Start with a large bowl and a wooden spoon, and add your flour and oats to the bowl, and stir them together.
Measure the yeast and add it to one side of the bowl. Measure the salt and add it to the other side.
Using a wooden spoon, stir the yeast into the flour on its side of the bowl first and then stir the salt into the flour on its side of the bowl. This will prevent the salt from mixing directly with the yeast. Give the whole mixture a few good stirs to make sure everything is combined.
Measure the water. Make sure the water is just above room temperature; water that is too warm or too cold can kill the yeast and prevent the bread from rising at all. Add the honey to the water and stir to combine.
Pour the honey/water mixture in and stir with a wooden spoon. The dough will be rough and a bit sticky, but that's normal.

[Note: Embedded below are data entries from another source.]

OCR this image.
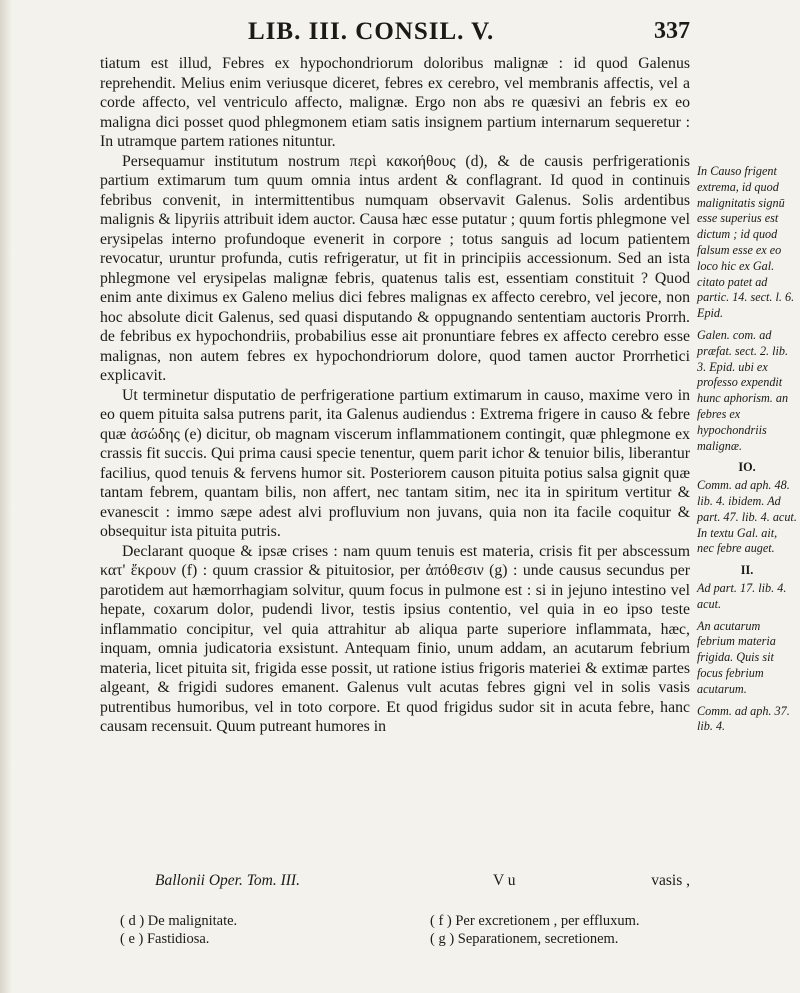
LIB. III. CONSIL. V.	337

tiatum est illud, Febres ex hypochondriorum doloribus malignæ : id quod Galenus reprehendit. Melius enim veriusque diceret, febres ex cerebro, vel membranis affectis, vel a corde affecto, vel ventriculo affecto, malignæ. Ergo non abs re quæsivi an febris ex eo maligna dici posset quod phlegmonem etiam satis insignem partium internarum sequeretur : In utramque partem rationes nituntur.

Persequamur institutum nostrum περὶ κακοήθους (d), & de causis perfrigerationis partium extimarum tum quum omnia intus ardent & conflagrant. Id quod in continuis febribus convenit, in intermittentibus numquam observavit Galenus. Solis ardentibus malignis & lipyriis attribuit idem auctor. Causa hæc esse putatur ; quum fortis phlegmone vel erysipelas interno profundoque evenerit in corpore ; totus sanguis ad locum patientem revocatur, uruntur profunda, cutis refrigeratur, ut fit in principiis accessionum. Sed an ista phlegmone vel erysipelas malignæ febris, quatenus talis est, essentiam constituit ? Quod enim ante diximus ex Galeno melius dici febres malignas ex affecto cerebro, vel jecore, non hoc absolute dicit Galenus, sed quasi disputando & oppugnando sententiam auctoris Prorrh. de febribus ex hypochondriis, probabilius esse ait pronuntiare febres ex affecto cerebro esse malignas, non autem febres ex hypochondriorum dolore, quod tamen auctor Prorrhetici explicavit.

Ut terminetur disputatio de perfrigeratione partium extimarum in causo, maxime vero in eo quem pituita salsa putrens parit, ita Galenus audiendus : Extrema frigere in causo & febre quæ ἀσώδης (e) dicitur, ob magnam viscerum inflammationem contingit, quæ phlegmone ex crassis fit succis. Qui prima causi specie tenentur, quem parit ichor & tenuior bilis, liberantur facilius, quod tenuis & fervens humor sit. Posteriorem causon pituita potius salsa gignit quæ tantam febrem, quantam bilis, non affert, nec tantam sitim, nec ita in spiritum vertitur & evanescit : immo sæpe adest alvi profluvium non juvans, quia non ita facile coquitur & obsequitur ista pituita putris.

Declarant quoque & ipsæ crises : nam quum tenuis est materia, crisis fit per abscessum κατ' ἔκρουν (f) : quum crassior & pituitosior, per ἀπόθεσιν (g) : unde causus secundus per parotidem aut hæmorrhagiam solvitur, quum focus in pulmone est : si in jejuno intestino vel hepate, coxarum dolor, pudendi livor, testis ipsius contentio, vel quia in eo ipso teste inflammatio concipitur, vel quia attrahitur ab aliqua parte superiore inflammata, hæc, inquam, omnia judicatoria exsistunt. Antequam finio, unum addam, an acutarum febrium materia, licet pituita sit, frigida esse possit, ut ratione istius frigoris materiei & extimæ partes algeant, & frigidi sudores emanent. Galenus vult acutas febres gigni vel in solis vasis putrentibus humoribus, vel in toto corpore. Et quod frigidus sudor sit in acuta febre, hanc causam recensuit. Quum putreant humores in

Ballonii Oper. Tom. III.	V u	vasis ,
( d ) De malignitate.
( e ) Fastidiosa.
( f ) Per excretionem , per effluxum.
( g ) Separationem, secretionem.
In Causo frigent extrema, id quod malignitatis signū esse superius est dictum ; id quod falsum esse ex eo loco hic ex Gal. citato patet ad partic. 14. sect. l. 6. Epid.
Galen. com. ad præfat. sect. 2. lib. 3. Epid. ubi ex professo expendit hunc aphorism. an febres ex hypochondriis malignæ.
IO.
Comm. ad aph. 48. lib. 4. ibidem. Ad part. 47. lib. 4. acut. In textu Gal. ait, nec febre auget.
II.
Ad part. 17. lib. 4. acut.
An acutarum febrium materia frigida. Quis sit focus febrium acutarum.
Comm. ad aph. 37. lib. 4.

Stir until all the flour is moistened. This is not normal bread dough (there's no kneading involved in this recipe), so you don't need to be too concerned about the appearance of the dough at this point. Just make sure the ingredients are combined well.

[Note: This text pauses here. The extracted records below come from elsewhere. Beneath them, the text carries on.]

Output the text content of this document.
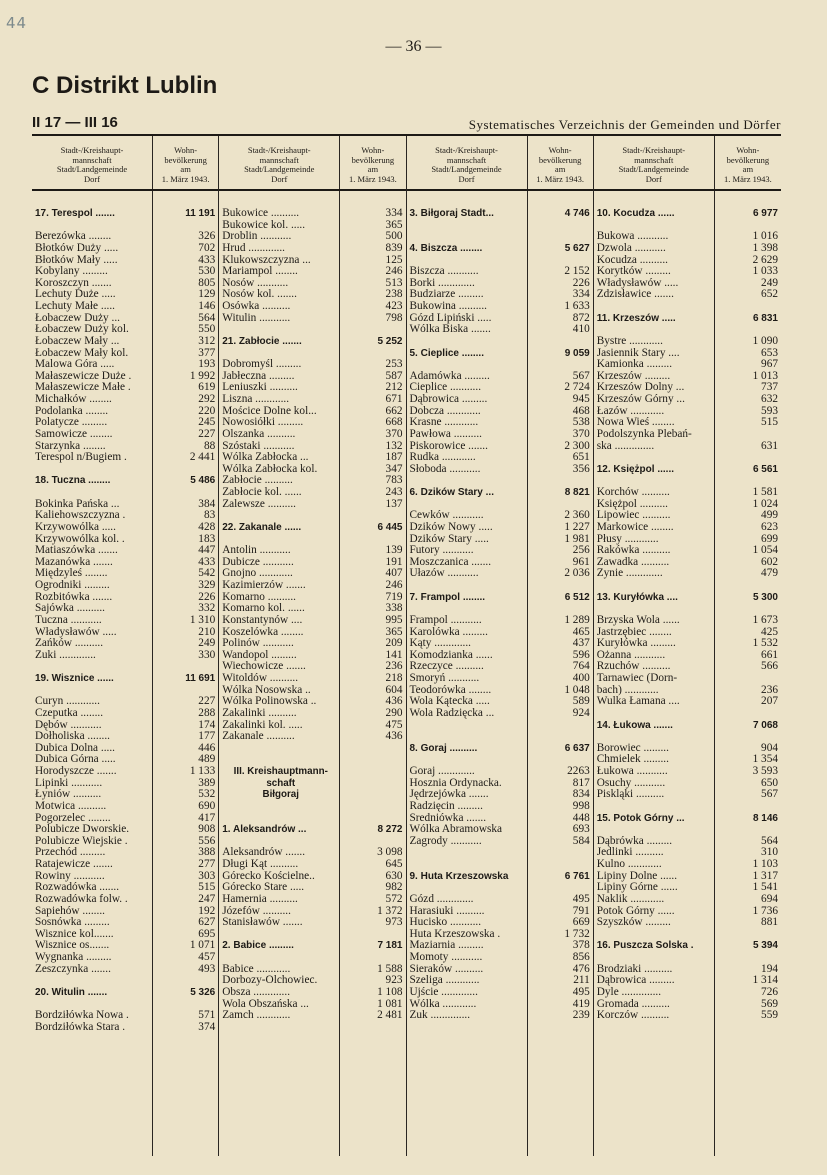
44
— 36 —
C Distrikt Lublin
II 17 — III 16	Systematisches Verzeichnis der Gemeinden und Dörfer
Stadt-/Kreishaupt-
mannschaft
Stadt/Landgemeinde
Dorf
Wohn-
bevölkerung
am
1. März 1943.
17. Terespol .......
Berezówka ........
Błotków Duży .....
Błotków Mały .....
Kobylany .........
Koroszczyn .......
Lechuty Duże .....
Lechuty Małe .....
Łobaczew Duży ...
Łobaczew Duży kol.
Łobaczew Mały ...
Łobaczew Mały kol.
Malowa Góra .....
Małaszewicze Duże .
Małaszewicze Małe .
Michałków ........
Podolanka ........
Polatycze .........
Samowicze ........
Starzynka ........
Terespol n/Bugiem .
18. Tuczna ........
Bokinka Pańska ...
Kaliehowszczyzna .
Krzywowólka .....
Krzywowólka kol. .
Matiaszówka .......
Mazanówka .......
Międzyleś ........
Ogrodniki .........
Rozbitówka .......
Sajówka ..........
Tuczna ...........
Władysławów .....
Zańków ..........
Żuki .............
19. Wisznice ......
Curyn ............
Czeputka ........
Dębów ...........
Dołholiska ........
Dubica Dolna .....
Dubica Górna .....
Horodyszcze .......
Lipinki ...........
Łyniów ..........
Motwica ..........
Pogorzelec ........
Polubicze Dworskie.
Polubicze Wiejskie .
Przechód .........
Ratajewicze .......
Rowiny ...........
Rozwadówka .......
Rozwadówka folw. .
Sapiehów ........
Sosnówka .........
Wisznice kol.......
Wisznice os.......
Wygnanka .........
Zeszczynka .......
20. Witulin .......
Bordziłówka Nowa .
Bordziłówka Stara .
11 191
326
702
433
530
805
129
146
564
550
312
377
193
1 992
619
292
220
245
227
88
2 441
5 486
384
83
428
183
447
433
542
329
226
332
1 310
210
249
330
11 691
227
288
174
177
446
489
1 133
389
532
690
417
908
556
388
277
303
515
247
192
627
695
1 071
457
493
5 326
571
374
Stadt-/Kreishaupt-
mannschaft
Stadt/Landgemeinde
Dorf
Wohn-
bevölkerung
am
1. März 1943.
Bukowice ..........
Bukowice kol. .....
Droblin ...........
Hrud .............
Klukowszczyzna ...
Mariampol ........
Nosów ...........
Nosów kol. .......
Osówka ..........
Witulin ...........
21. Zabłocie .......
Dobromyśl .........
Jabłeczna .........
Leniuszki ..........
Liszna ............
Mościce Dolne kol...
Nowosiółki .........
Olszanka ..........
Szóstaki ...........
Wólka Zabłocka ...
Wólka Zabłocka kol.
Zabłocie ..........
Zabłocie kol. ......
Zalewsze ..........
22. Zakanale ......
Antolin ...........
Dubicze ...........
Gnojno ............
Kazimierzów .......
Komarno ..........
Komarno kol. ......
Konstantynów ....
Koszelówka ........
Polinów ...........
Wandopol .........
Wiechowicze .......
Witoldów ..........
Wólka Nosowska ..
Wólka Polinowska ..
Zakalinki ..........
Zakalinki kol. .....
Zakanale ..........
III. Kreishauptmann-
schaft
Biłgoraj
1. Aleksandrów ...
Aleksandrów .......
Długi Kąt ..........
Górecko Kościelne..
Górecko Stare .....
Hamernia ..........
Józefów ..........
Stanisławów .......
2. Babice .........
Babice ............
Dorbozy-Olchowiec.
Obsza .............
Wola Obszańska ...
Zamch ............
334
365
500
839
125
246
513
238
423
798
5 252
253
587
212
671
662
668
370
132
187
347
783
243
137
6 445
139
191
407
246
719
338
995
365
209
141
236
218
604
436
290
475
436
8 272
3 098
645
630
982
572
1 372
973
7 181
1 588
923
1 108
1 081
2 481
Stadt-/Kreishaupt-
mannschaft
Stadt/Landgemeinde
Dorf
Wohn-
bevölkerung
am
1. März 1943.
3. Biłgoraj Stadt...
4. Biszcza ........
Biszcza ...........
Borki .............
Budziarze .........
Bukowina ..........
Gózd Lipiński .....
Wólka Biska .......
5. Cieplice ........
Adamówka .........
Cieplice ...........
Dąbrowica .........
Dobcza ............
Krasne ............
Pawłowa ..........
Piskorowice .......
Rudka ............
Słoboda ...........
6. Dzików Stary ...
Cewków ...........
Dzików Nowy .....
Dzików Stary .....
Futory ...........
Moszczanica .......
Ułazów ...........
7. Frampol ........
Frampol ...........
Karolówka .........
Kąty .............
Komodzianka ......
Rzeczyce ..........
Smoryń ...........
Teodorówka ........
Wola Kątecka .....
Wola Radzięcka ...
8. Goraj ..........
Goraj .............
Hosznia Ordynacka.
Jędrzejówka .......
Radzięcin .........
Średniówka .......
Wólka Abramowska
Zagrody ...........
9. Huta Krzeszowska
Gózd .............
Harasiuki ..........
Hucisko ...........
Huta Krzeszowska .
Maziarnia .........
Momoty ...........
Sieraków ..........
Szeliga ............
Ujście .............
Wólka ............
Żuk ..............
4 746
5 627
2 152
226
334
1 633
872
410
9 059
567
2 724
945
468
538
370
2 300
651
356
8 821
2 360
1 227
1 981
256
961
2 036
6 512
1 289
465
437
596
764
400
1 048
589
924
6 637
2263
817
834
998
448
693
584
6 761
495
791
669
1 732
378
856
476
211
495
419
239
Stadt-/Kreishaupt-
mannschaft
Stadt/Landgemeinde
Dorf
Wohn-
bevölkerung
am
1. März 1943.
10. Kocudza ......
Bukowa ...........
Dzwola ...........
Kocudza ..........
Korytków .........
Władysławów .....
Zdzisławice .......
11. Krzeszów .....
Bystre ............
Jasiennik Stary ....
Kamionka .........
Krzeszów .........
Krzeszów Dolny ...
Krzeszów Górny ...
Łazów ............
Nowa Wieś ........
Podolszynka Plebań-
ska ..............
12. Księżpol ......
Korchów ..........
Księżpol ..........
Lipowiec ..........
Markowice ........
Płusy ............
Rakówka ..........
Zawadka ..........
Zynie .............
13. Kuryłówka ....
Brzyska Wola ......
Jastrzębiec ........
Kuryłówka .........
Ożanna ...........
Rzuchów ..........
Tarnawiec (Dorn-
bach) ............
Wulka Łamana ....
14. Łukowa .......
Borowiec .........
Chmielek .........
Łukowa ...........
Osuchy ...........
Piskląki ..........
15. Potok Górny ...
Dąbrówka .........
Jedlinki ..........
Kulno ............
Lipiny Dolne ......
Lipiny Górne ......
Naklik ............
Potok Górny ......
Szyszków .........
16. Puszcza Solska .
Brodziaki ..........
Dąbrowica .........
Dyle ..............
Gromada ..........
Korczów ..........
6 977
1 016
1 398
2 629
1 033
249
652
6 831
1 090
653
967
1 013
737
632
593
515
631
6 561
1 581
1 024
499
623
699
1 054
602
479
5 300
1 673
425
1 532
661
566
236
207
7 068
904
1 354
3 593
650
567
8 146
564
310
1 103
1 317
1 541
694
1 736
881
5 394
194
1 314
726
569
559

Cover the bowl with plastic wrap. It's a good idea to ensure there's adequate space left in the bowl for the dough to at least double in size. Place the bowl in a warm, draft-free place and let it rise for about 1 and a half hours.
After the dough has risen, preheat your oven to 425 degrees Fahrenheit. Place your Dutch oven with the lid on in the cold oven and let it heat up with the oven. If your dutch oven is black on the inside, set your oven to 400 degrees Fahrenheit instead of 425.
Place a piece of parchment paper on the counter and dust it with flour. Rub flour on your hands and scrape the dough away from the sides of the bowl, gathering it in your hands as best you can (it may feel kind of strange and not at all like regular bread dough) and forming it into a circular loaf on the parchment paper. Don't worry if it still looks a little rough in places. This lends to the rustic look of this loaf.
Once you have it shaped, the dough needs to undergo a short second rise. The goal is to handle the dough as little as possible at this stage because any amount of tugging at the rough can cause it to deflate after it has undergone its second rise. The next few steps will help prevent this. But don't worry if it deflates a bit. This bread dough is pretty forgiving.
Sprinkle a little bit of flour over the top, along with some oats, and loosely cover it with a clean kitchen towel. The flour you sprinkle on top also prevents the towel from sticking to the dough so when you take it off at the end of the rise, it doesn't disturb the dough and wreck the rustic shape you've created. Let the dough rise for about 30 minutes. Your oven will also be preheating during this time (and so will your pot).
Remove the preheated pot from the oven and transfer the dough into the pot as carefully as possible by handling only the parchment paper. Place the lid on the pot and return it to the oven for 30 minutes. Don't open the oven during this time, and certainly don't take the lid off the pot; the crispness of the crust develops because of the steam that builds up in the pot during this 30 minutes.
After 30 minutes have passed, remove the lid from the pot and continue baking for another 10 minutes. After the 10 minutes have passed, remove the pot with bread from the oven and place the bread on a wire rack to cool. You'll probably hear the loaf crackling as it cools - this is normal.
If you can, resist the urge to cut into the bread until it has pretty much cooled completely. The bread continues to bake on the inside even after it has been removed from the oven and cutting it too early could result in the inside becoming gummy or rubbery.